21. Tomorrow

422 59 1
                                    

Kamis malam, kak Hessa datang ke rumah tante gue alias rumah baru gue yang sekarang gue tinggalin setelah gue pindah ke Jakarta.

Dia datang sekitar jam 5 sore, dan sekarang udah jam 7 malam. Kebetulan juga dirumah ini lagi ada bunda dan mas Satya.

Tapi sekarang kak Hessa udah mau pulang, soalnya dia bawa mobil papanya, dan jam 9 nanti papanya mau ada pertemuan, katanya.

"Ya udah, kalo gitu Hessa pamit dulu ya, bunda, mas Satya." Katanya ke bunda dan mas Satya ketika masih di dalam rumah.

Bunda dan mas Satya lantas senyum sembari mereka berdua salaman dengan kak Hessa.

"Iya, ati-ati, Sa!" Balas mas Satya.

Kalau bunda cuma senyum sambil bilang hati-hati juga. "Hati-hati ya Hessa bawa mobilnya."

Kak Hessa langsung menggangguk cepat. "Iya bunda, siap!" Jawabnya.

Gue bersyukur, karena bunda dan mas Satya masih mau terima keberadaan kak Hessa. Maksudnya, mengingat keadaan gue sekarang, mereka masih mau bersikap baik.

Mungkin karena kak Hessa juga yang masih peduli sama gue, gak ninggalin gue setelah tahu keadaan gue sekarang ini seperti apa.

"Aku pulang ya?" Kemudian dia pamit ke gue.

Lantas gue mengangguk. "Ayo, aku anter ke depan. Bun, aku anter kak Hessa dulu ya?"

Dijawab anggukan dan senyuman oleh bunda.

Lalu gue dan kak Hessa jalan bersandingan menuju keluar rumah. Sampai akhirnya kita sampai diteras, kita ngobrol sebentar disana.

"Kita bakal jarang ketemu dong?" Utas kak Hessa, cukup membuat gue terperanjat.

Sejenak gue mengangkat kepala untuk melihat dia, dan berdiri tepat disebelahnya. "Enggak, dong. Kan, deket. Kamu bisa main kesini, kayak sekarang." Jawab gue, sambil senyum berniat membuatnya lebih tenang.

Dia ikut tersenyum, tapi samar. "Kalo di sekolah, gitu, gak bisa makan bareng lagi, berangkat bareng, pulang bareng." Balasnya.

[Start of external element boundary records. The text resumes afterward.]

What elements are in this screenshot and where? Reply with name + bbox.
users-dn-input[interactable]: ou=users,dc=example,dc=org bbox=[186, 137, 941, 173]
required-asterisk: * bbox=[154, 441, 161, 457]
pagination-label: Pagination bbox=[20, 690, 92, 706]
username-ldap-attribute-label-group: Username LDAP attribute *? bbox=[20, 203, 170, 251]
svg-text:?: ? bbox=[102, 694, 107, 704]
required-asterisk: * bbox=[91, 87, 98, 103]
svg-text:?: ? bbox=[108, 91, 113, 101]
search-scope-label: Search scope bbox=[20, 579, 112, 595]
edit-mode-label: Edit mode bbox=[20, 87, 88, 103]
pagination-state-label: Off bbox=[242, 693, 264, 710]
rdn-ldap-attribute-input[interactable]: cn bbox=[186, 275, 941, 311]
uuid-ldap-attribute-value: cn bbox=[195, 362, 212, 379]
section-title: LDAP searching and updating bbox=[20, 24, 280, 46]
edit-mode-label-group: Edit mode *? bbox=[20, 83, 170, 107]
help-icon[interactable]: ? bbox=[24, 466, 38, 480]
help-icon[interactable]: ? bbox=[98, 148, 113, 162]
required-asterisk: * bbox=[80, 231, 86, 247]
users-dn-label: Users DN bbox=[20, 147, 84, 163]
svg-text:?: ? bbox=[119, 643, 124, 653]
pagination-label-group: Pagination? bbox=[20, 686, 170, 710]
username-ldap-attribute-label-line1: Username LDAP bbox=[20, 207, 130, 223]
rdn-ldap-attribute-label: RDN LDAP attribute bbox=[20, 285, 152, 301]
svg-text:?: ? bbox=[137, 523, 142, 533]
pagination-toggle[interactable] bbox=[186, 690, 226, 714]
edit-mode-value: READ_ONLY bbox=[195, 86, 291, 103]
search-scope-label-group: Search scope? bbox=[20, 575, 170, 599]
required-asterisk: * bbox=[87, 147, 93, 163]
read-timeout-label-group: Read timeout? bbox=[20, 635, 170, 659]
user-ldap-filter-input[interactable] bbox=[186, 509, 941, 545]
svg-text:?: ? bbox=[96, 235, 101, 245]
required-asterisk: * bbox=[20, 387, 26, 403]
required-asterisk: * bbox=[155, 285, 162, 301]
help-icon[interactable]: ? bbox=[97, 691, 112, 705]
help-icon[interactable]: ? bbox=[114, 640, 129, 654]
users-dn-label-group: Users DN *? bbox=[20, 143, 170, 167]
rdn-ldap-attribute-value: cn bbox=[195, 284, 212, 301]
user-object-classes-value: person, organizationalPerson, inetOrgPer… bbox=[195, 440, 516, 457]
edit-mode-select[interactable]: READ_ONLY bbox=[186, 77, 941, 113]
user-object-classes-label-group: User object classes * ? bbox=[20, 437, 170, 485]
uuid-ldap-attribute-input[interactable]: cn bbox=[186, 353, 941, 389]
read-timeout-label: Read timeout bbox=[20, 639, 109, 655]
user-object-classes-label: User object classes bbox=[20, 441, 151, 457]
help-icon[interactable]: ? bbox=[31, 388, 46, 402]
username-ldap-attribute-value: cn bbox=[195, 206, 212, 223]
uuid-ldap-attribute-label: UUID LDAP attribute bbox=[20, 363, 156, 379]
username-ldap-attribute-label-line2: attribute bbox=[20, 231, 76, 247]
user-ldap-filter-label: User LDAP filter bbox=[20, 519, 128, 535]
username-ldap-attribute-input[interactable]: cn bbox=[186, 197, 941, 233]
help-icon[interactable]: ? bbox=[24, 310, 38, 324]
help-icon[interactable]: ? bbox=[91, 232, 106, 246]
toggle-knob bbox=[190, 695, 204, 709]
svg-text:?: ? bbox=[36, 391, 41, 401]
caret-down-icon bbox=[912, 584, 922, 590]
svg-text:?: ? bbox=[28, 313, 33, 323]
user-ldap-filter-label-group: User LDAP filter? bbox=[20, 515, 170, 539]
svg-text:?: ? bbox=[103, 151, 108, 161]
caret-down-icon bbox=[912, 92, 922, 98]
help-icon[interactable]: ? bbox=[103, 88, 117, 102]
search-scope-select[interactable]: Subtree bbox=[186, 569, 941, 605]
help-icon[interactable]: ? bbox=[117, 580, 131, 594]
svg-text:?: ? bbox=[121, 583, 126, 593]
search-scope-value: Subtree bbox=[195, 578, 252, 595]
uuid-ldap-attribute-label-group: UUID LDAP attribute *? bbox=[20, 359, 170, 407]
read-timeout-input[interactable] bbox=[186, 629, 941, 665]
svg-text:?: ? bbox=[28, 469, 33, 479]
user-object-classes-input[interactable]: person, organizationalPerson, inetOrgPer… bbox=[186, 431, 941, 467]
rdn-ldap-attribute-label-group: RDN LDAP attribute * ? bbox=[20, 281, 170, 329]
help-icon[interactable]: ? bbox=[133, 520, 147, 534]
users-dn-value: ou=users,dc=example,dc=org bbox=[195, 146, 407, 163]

Perlahan gue memegang tangannya menggunakan kedua telapak tangan gue. "Gapapa, yang penting nanti kita serumah."

Entah ada apa dan mengapa gue bisa bicara barusan. Tapi, gapapa juga yang penting kak Hessa gak gelisah.

Spontan kak Hessa tertawa merespon ucapan gue. "Bisa banget ya, kamu ngomong gitu." Katanya sambil terkekeh geli dan gemas.

Walaupun agak geli tapi gue terkekeh juga. "Tapi emang iya, kan? Nanti kalo udah lulus sekolah kita bakal langsung nikah." Balas gue.

Kak Hessa mengangguk, dengan tangannya yang mengusap kepala gue lembut, seperti biasa. "Kamu baik-baik disini, jangan telat makan, kalo ada apa-apa kabarin aku, ya?"

Gue gak menjawab, tapi langsung berposisi hormat. Sembari raut wajah yang serius.

Membuat kak Hessa melepas gelak tawa.

"Lucu banget pacar siapa sih?" Katanya.

Dan gue cuma ikut tertawa.

"Ya udah, kalo gitu aku pulang dulu, takut ditunggu papa soalnya." Lalu kak Hessa mengambil kunci mobilnya dan tersenyum.

Gue mengangguk. "Iya, hati-hati. Kalo udah sampe rumah kabarin. Salam buat papa mama." Sembari tos ria dengan dia.

Selanjutnya, kak Hessa mengangguk, dan langsung jalan menuju mobilnya. Lalu mulai menyalakan mesinnya dan pergi meninggalkan halaman rumah.

"Dadahhh hati-hati!" Antusias gue.

Kak Hessa balas melambai. 

Setelah memastikan mobil kak Hessa gak terlihat diujung jalan sana, gue langsung menutup pagar, beranjak masuk kembali ke dalam rumah, tapi nggak jadi.